Using the Shame/Violence model to address the root causes of extremism

Roman Gerodimos

This project will bring together an international team of leading researchers to develop the application of Gilligan’s shame/violence framework across a range of disciplines with a view to addressing pressing challenges facing liberal democracies, such as radicalisation and extremism, multiculturalism and urban tensions. The project focuses on Greece as a case study of a society with a long history of political violence and aggression, manifested across a range of contexts (familial, educational, institutional, urban, political). The aims of the project are to (a) set up a collaborative network of experts on shame/violence, (b) to build interdisciplinary capacity and a common vocabulary that will address these challenges in an applied way, (c) to design innovative research and pilot intervention methodologies, and (d) to start work on collaborative papers and a grant application that will consolidate the network’s activity beyond the lifetime of the residential.

Based on decades of work with patients and offenders, psychiatrist James Gilligan’s shame/violence theory has proven to be one of the most powerful models for understanding the root causes of violence, opening the way for rehabilitation.
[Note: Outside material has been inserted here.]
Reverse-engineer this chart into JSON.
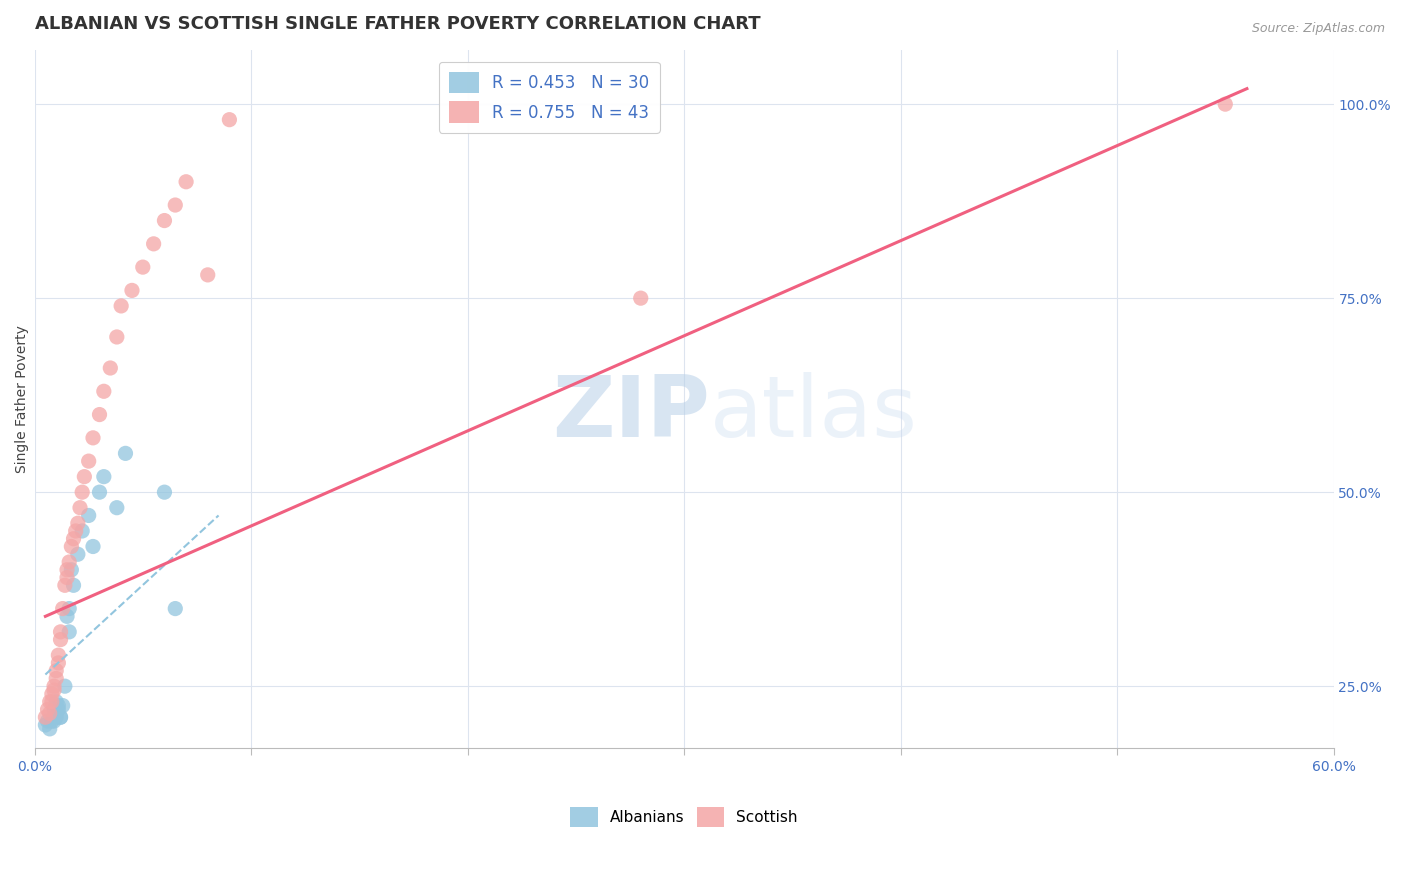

Working with some of Britain’s most violent offenders, Jonathan Asser developed SVI (Shame/Violence Intervention) based on Gilligan’s model. However, apart from my recently published preliminary application of shame/violence to the case of Greece, the model has not been applied beyond the confines of clinical practice. This project will enable a unique intervention-oriented dialogue amongst psychiatry, psychoanalysis, political science, sociology and urban studies. Using Berlin as an inspiring model of a city that has successfully addressed historic challenges of violence, shame, guilt and community division and reconciliation, the team will engage in an intense programme of seminars, workshops, research and writing with a view to designing specific interdisciplinary interventions aimed at addressing radicalisation and aggression in educational, community, urban and political settings.